Welcome to the Fierce Pharma political roundup, where each Monday we’ll highlight developments in Washington, D.C., and elsewhere that could affect drug pricing and how drugmakers operate.
With two months left in President Donald Trump’s term, the administration on Friday took a step toward enacting big changes to drug pricing. Still, it’s not clear how the policies will be implemented as the incoming Biden team takes shape.
Late last week, the administration unveiled rules aimed at cracking down on drug rebates in Medicare and tying federal prescription prices to lower costs abroad. Since the administration unveiled earlier forms of the proposals this summer, Friday’s event centered on final rules that can be implemented immediately, The Wall Street Journal reported.
A pharmaceutical industry spokeswoman told Reuters the industry was “considering all options” to halt the international pricing measure. Lawsuits could stall the measure until Biden takes office, Politico reports.
PhRMA CEO Stephen Ubl said in a statement it “defies logic that the administration is blindly proceeding with a ‘most favored nation’ policy that gives foreign governments the upper hand in deciding the value of medicines in the United States.” Despite progress on drugs and vaccines against COVID-19, “the administration is willing to upend the entire system with a reckless attack on the companies working around the clock to end this pandemic,” he added.
Both rules would bring big changes to drug pricing dynamics in the U.S., but it wasn’t immediately clear how they’d be implemented or whether President-elect Joe Biden’s administration would keep them in place.
On the rebate measure, the Trump administration last year abandoned the idea on the heels of a Congressional Budget Office review that found it would boost federal spending by nearly $180 billion over 10 years and lead to higher premiums for seniors. Now, there’s a debate over whether the government formally withdrew the proposal, which affects how the government can proceed, according to Drug Channels’ Adam Fein.
And PCMA, the group that represents pharmacy benefits managers, said it would explore litigation to halt the measure.

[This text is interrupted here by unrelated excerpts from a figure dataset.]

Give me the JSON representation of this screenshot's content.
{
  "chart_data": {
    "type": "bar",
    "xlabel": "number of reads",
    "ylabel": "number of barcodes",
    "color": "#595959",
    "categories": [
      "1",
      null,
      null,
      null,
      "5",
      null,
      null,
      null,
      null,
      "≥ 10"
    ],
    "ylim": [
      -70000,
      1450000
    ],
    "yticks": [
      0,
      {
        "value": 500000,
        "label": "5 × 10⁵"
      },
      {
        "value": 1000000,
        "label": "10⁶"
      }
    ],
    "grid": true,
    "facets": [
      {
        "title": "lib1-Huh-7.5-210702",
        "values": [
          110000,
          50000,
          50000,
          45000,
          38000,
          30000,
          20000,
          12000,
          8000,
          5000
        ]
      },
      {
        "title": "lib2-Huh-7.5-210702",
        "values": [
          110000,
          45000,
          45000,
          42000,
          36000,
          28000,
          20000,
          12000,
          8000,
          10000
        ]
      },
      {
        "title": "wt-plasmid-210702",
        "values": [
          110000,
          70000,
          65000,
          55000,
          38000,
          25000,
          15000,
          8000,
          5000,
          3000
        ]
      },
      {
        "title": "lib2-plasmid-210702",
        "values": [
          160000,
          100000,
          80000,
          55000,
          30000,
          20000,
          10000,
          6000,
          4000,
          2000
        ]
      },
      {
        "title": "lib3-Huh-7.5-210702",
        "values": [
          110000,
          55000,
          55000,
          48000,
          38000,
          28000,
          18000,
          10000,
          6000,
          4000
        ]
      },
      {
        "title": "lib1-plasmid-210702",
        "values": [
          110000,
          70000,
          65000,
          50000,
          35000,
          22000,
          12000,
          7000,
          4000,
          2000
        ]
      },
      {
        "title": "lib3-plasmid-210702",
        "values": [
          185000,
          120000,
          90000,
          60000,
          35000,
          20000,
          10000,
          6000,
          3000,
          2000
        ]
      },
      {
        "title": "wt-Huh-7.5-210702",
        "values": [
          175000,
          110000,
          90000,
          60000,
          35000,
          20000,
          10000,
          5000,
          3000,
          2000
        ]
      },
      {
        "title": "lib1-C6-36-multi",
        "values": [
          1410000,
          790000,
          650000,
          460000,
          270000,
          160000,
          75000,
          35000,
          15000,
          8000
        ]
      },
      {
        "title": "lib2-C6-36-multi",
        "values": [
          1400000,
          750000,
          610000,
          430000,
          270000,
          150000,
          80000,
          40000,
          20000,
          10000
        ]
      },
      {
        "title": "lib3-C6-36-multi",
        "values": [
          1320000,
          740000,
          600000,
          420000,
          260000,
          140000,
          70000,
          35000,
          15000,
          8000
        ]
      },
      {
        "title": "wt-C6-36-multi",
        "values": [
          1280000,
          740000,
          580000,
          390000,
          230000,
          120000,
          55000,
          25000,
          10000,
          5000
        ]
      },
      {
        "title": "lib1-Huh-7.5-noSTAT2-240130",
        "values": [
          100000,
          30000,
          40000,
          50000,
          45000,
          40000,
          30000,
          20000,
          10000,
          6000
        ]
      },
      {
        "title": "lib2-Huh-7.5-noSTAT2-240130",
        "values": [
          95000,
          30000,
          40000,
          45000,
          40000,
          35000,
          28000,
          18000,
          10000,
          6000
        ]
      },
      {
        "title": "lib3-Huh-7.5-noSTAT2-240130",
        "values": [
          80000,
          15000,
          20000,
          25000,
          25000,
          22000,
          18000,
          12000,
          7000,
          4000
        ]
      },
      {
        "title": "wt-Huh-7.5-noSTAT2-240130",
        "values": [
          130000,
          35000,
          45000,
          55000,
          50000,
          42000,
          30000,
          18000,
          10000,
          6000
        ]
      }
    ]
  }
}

While the Trump administration has made several attempts to crack down on high drug prices during his term, there could be another unique aspect to this week’s move. Politico reports that the president is upset Pfizer’s COVID-19 vaccine data didn’t come until after the election, and that there could be an element of retribution playing into the administration’s considerations.
Meanwhile, President-elect Joe Biden has tapped Steve Ricchetti to serve as a counselor. Ricchetti has done lobbying work for pharma companies including Novartis and Pfizer, Endpoints News reports, and his selection has already run into pushback from progressives within the Democratic Party. Alexandra Rojas, executive director of Justice Democrats, called Ricchetti a “corporate-friendly” insider, Fox News reports.